Regarding research question two, the present study shows that the students surveyed had only little prior knowledge in the area of algorithmic thinking, surprisingly the girls had higher prior knowledge compared to the boys. The overall very low level of prior knowledge shows once again how important it is to address this topic in elementary school. It is to note that the students had significant learning gains as a result of the intervention, with the boys showing a significantly higher learning gain than the girls. Overall, the mean values achieved show that there is still room for improvement with respect to algorithmic thinking learning outcomes. What is interesting is that the present data suggests that there are links between convergent and divergent thinking and learning gains with respect to algorithmic thinking. For example, a high level of divergent thinking performance appears to be beneficial for learning algorithmic skills, whereas a high level of convergent thinking appears to be a constraint. Accordingly, the highest learning gains were achieved by the group with a high level of divergent thinking and a low level of convergent thinking. The group that can be described as creative based on the literature (i.e., high scores in both convergent and divergent thinking), achieved a lower learning gain in comparison, which was less to be expected. However, based on the small sample size the results need to be interpreted cautiously and validation studies are needed.
7. Conclusion
The study presented suggests that there are links between children’s creativity and their learning success in algorithmic thinking, and in particular shows a considerable benefit of divergent thinking skills. However, it raises the question for the upcoming larger study as to whether a high level of convergent thinking has an influence on the acquisition of basic algorithmic skills. Based on the present results it can be assumed that thinking differently can be advantageous, while at the same time, goal-oriented thinking could be a barrier. Future studies that are focused on relations between different forms of creativity and algorithmic skills are needed in order to shed light on connections between creativity and the acquisition of CS skills. As the study presented is based on a small and very specific sample, the results should be interpreted accordingly. A larger-scale study with children of different ages and from different regions is needed in order to verify the results.

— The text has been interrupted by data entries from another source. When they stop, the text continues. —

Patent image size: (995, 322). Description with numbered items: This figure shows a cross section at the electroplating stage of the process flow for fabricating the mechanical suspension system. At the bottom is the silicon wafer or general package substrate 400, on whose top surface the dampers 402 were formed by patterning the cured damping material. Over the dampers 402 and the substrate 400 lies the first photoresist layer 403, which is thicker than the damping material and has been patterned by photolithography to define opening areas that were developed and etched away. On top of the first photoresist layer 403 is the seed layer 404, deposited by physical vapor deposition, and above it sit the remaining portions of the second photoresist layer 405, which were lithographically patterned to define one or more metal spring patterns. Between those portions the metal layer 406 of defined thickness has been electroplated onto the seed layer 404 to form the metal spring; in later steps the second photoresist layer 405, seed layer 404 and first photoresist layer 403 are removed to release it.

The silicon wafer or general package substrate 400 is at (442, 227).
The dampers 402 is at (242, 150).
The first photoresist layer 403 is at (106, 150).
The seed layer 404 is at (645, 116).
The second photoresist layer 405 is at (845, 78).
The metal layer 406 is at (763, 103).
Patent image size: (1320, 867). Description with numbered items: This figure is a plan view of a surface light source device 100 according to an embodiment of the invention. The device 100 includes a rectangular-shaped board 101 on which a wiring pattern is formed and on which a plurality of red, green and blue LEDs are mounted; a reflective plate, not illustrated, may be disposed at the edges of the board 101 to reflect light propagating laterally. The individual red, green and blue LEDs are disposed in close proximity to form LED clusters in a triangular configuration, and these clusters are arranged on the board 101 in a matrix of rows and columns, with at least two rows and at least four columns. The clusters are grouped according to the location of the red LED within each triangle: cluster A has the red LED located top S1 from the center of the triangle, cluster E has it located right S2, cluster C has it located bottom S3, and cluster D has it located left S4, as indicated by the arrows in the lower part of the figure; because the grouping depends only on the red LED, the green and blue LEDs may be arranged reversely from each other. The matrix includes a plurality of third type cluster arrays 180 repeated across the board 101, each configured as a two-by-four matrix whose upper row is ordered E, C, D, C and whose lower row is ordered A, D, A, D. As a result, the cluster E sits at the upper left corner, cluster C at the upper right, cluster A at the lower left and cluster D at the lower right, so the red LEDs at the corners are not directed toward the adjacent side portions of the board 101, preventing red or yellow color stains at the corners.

Moreover, this is a very short intervention, so it can be assumed that the learning effect will be correspondingly higher if the learning time is increased. In order to achieve those higher effects, an intervention lasting several days could be designed. In addition, the material could be adapted to include supportive learning instructions. With regard to cognitive requirements, it should be taken into account that these are very young children whose attention span is correspondingly short.
In completion, a qualitative study of the learning process should be carried out. For example, the interaction between the children or between the children and the technology when creating the story or programming could be recorded on video or through structured observation protocols.